Verwachtingswaarde en uitwerking door gemeente
De eigenaar had in de procedure voor de rechtbank Den Haag nog naar voren gebracht dat de verwachtingswaarde van zijn gronden substantieel hoger was dan de agrarische waarde die deskundigen in hun rapport gehanteerd hebben. De prijs zou volgens de eigenaar ergens tussen € 120,-- en € 130,-- per m2 liggen (in plaats van € 70,--). Hij stelt daartoe dat zijn gronden de bestemming “uit te werken Gemengde Doeleinden” hebben gekregen, waaronder onder andere bepaalde bedrijven, recreatieve voorzieningen en sportvoorzieningen vallen.
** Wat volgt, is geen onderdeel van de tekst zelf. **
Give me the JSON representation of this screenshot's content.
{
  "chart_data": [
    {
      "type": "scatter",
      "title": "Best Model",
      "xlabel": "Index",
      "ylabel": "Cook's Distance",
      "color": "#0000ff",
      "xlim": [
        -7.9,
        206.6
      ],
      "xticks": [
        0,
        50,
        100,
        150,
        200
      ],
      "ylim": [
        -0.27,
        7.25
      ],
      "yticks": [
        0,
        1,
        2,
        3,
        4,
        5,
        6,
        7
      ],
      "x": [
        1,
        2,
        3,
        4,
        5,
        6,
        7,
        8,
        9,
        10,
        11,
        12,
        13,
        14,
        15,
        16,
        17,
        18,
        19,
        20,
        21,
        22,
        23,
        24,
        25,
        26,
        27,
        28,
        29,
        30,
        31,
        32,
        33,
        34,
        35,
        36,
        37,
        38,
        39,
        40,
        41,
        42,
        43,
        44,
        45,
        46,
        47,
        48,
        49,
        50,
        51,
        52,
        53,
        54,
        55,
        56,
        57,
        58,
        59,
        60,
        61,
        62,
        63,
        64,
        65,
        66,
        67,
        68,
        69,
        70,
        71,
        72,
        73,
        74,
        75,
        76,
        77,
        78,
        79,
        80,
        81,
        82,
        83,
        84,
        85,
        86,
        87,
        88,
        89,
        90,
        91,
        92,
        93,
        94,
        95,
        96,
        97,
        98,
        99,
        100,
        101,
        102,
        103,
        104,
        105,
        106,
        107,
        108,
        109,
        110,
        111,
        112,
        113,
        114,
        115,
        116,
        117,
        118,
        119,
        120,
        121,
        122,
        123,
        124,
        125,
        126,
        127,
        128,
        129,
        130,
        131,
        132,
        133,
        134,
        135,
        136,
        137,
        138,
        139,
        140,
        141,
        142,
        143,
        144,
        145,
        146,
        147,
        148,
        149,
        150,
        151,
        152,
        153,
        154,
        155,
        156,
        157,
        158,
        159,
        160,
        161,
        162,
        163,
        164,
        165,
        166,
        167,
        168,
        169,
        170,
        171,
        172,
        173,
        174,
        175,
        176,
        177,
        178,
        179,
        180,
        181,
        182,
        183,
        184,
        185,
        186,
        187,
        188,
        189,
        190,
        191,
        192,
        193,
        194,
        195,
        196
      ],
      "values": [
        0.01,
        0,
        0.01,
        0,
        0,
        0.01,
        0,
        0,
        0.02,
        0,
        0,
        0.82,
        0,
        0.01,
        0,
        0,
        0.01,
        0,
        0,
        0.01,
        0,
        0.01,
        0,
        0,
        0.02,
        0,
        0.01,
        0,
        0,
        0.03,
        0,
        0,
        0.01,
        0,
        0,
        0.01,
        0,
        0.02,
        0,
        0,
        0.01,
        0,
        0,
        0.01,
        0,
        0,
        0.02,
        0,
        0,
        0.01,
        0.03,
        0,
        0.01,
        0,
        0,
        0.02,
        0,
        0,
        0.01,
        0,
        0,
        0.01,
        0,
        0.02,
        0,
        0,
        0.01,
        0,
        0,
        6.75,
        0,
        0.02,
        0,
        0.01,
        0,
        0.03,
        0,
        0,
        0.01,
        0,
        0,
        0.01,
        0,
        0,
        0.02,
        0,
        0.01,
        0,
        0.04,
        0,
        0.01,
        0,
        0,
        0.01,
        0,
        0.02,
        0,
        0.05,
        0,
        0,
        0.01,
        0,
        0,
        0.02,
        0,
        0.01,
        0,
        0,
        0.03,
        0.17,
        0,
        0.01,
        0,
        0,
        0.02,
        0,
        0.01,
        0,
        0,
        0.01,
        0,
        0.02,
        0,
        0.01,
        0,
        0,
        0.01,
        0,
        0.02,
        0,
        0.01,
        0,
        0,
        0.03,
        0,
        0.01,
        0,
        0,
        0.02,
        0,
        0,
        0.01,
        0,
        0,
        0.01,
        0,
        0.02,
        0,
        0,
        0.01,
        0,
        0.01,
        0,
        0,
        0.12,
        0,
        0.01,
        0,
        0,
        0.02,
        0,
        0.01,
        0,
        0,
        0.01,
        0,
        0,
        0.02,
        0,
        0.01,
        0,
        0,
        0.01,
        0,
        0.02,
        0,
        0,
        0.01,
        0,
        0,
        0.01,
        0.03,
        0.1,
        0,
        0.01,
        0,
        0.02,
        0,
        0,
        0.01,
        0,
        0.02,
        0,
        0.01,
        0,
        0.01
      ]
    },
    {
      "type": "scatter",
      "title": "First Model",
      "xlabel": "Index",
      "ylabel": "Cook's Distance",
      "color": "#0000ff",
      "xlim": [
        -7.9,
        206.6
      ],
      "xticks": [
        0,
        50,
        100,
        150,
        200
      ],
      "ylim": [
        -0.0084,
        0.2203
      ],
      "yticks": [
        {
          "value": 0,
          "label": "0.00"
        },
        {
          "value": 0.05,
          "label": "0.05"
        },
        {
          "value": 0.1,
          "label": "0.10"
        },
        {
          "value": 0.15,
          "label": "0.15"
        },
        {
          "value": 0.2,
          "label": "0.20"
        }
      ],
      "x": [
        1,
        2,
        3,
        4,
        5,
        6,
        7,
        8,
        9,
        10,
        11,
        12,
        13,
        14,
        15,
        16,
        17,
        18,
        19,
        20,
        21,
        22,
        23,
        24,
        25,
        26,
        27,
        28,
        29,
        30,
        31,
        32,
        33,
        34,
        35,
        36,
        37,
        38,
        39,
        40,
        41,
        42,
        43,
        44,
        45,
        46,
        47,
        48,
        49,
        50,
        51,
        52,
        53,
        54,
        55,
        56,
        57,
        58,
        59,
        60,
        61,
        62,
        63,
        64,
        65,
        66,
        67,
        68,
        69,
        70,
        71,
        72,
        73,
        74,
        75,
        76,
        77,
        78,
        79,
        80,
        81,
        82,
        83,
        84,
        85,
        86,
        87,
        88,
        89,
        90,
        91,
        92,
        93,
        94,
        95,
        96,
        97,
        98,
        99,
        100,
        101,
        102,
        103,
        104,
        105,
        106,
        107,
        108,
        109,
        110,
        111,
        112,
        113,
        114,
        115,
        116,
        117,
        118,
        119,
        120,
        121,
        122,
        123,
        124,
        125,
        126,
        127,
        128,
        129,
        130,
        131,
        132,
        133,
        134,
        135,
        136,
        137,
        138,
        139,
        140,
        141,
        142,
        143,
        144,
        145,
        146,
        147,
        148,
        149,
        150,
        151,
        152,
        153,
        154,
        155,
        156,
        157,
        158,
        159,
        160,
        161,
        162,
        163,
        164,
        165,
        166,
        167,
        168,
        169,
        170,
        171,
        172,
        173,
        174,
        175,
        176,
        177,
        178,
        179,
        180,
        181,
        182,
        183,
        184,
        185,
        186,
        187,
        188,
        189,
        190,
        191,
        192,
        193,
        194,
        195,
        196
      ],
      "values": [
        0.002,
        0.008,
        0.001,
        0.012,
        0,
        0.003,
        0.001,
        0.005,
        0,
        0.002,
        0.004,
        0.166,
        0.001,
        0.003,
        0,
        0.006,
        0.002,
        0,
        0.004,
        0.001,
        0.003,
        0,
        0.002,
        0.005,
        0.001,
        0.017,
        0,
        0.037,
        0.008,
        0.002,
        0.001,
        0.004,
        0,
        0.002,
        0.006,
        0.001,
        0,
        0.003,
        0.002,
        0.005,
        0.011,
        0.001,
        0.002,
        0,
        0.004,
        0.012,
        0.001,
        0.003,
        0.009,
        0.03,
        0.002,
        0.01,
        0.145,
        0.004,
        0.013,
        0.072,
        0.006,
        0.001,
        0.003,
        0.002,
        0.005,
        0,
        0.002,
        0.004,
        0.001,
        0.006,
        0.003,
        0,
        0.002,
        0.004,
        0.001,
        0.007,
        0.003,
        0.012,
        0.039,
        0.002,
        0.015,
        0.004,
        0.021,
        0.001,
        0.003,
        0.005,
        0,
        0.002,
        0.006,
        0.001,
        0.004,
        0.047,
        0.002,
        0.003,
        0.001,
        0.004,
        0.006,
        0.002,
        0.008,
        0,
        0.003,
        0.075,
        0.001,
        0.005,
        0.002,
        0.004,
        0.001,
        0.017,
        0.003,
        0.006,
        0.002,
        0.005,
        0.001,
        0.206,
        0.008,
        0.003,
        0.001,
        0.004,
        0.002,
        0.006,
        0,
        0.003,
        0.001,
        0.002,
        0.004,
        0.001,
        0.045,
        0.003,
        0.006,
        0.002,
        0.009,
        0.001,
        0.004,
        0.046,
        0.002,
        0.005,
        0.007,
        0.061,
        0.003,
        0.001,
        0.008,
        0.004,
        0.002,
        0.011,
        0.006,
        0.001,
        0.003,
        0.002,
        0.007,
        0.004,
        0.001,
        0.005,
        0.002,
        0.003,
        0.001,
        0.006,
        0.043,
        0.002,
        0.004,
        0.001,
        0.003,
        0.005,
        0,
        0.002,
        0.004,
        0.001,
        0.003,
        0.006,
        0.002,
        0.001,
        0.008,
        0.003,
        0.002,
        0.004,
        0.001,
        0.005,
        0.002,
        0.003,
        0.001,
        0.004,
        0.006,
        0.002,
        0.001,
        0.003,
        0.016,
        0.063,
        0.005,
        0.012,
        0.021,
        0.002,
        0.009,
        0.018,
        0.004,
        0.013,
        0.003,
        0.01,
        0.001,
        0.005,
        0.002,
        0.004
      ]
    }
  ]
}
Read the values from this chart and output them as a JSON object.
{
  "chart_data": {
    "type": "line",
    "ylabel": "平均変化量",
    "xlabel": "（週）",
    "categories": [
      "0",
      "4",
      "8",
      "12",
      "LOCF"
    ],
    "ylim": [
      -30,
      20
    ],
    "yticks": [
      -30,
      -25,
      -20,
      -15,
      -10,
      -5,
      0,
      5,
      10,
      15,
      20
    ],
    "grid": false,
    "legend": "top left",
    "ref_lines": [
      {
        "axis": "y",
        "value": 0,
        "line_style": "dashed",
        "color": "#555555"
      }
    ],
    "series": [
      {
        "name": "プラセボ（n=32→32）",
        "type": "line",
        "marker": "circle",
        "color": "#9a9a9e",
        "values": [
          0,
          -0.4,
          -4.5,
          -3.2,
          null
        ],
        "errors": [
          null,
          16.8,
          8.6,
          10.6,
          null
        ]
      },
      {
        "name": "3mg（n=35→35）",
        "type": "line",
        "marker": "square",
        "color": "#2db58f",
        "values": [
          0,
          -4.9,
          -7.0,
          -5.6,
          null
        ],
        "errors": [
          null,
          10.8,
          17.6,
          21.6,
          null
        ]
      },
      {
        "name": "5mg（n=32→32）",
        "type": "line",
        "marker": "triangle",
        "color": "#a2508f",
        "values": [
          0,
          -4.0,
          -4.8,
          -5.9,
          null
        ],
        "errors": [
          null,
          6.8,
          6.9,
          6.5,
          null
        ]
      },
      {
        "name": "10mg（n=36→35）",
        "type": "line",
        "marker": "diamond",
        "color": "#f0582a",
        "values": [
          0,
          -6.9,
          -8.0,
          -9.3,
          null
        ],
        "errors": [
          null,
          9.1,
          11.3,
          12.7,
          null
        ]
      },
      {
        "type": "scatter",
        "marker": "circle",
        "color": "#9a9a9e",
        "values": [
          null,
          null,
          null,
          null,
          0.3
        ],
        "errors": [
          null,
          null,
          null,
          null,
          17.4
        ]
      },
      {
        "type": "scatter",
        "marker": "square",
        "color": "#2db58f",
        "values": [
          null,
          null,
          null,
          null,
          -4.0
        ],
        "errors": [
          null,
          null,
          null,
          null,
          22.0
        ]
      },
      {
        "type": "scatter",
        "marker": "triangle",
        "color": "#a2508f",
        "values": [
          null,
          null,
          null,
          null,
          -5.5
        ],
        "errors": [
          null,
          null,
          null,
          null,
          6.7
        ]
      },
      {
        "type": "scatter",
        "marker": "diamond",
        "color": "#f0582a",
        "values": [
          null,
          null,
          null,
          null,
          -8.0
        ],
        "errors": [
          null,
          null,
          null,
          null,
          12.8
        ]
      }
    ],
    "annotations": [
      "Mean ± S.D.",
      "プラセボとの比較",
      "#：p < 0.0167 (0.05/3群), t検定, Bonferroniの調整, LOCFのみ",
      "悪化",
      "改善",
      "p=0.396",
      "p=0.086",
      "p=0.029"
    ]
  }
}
De eigenaar stelt zich op het standpunt dat de gemeente een plicht tot uitwerking heeft en dat vóór afloop van de planperiode (in 2015) met deze uitwerking moet zijn begonnen.

De rechtbank is van oordeel dat noch uit art. 11 WRO (oud), noch uit art. 3.6 lid 1 sub b Wro (huidig), noch uit de daarop betrekking hebbende rechtspraak is af te leiden dat de gemeente kan worden verplicht tot uitwerking over te gaan. De gemeente heeft in de procedure voldoende aannemelijk gemaakt dat zij op grond van gewijzigde planologische inzichten niet binnen afzienbare tijd zal overgaan tot uitwerking van het betreffende plandeel.

De rechtbank oordeelt op grond daarvan dat niet valt in te zien dat de eigenaar met recht aanspraak kan maken op een verwachtingswaarde van zijn gronden die substantieel hoger ligt dan de agrarische waarde.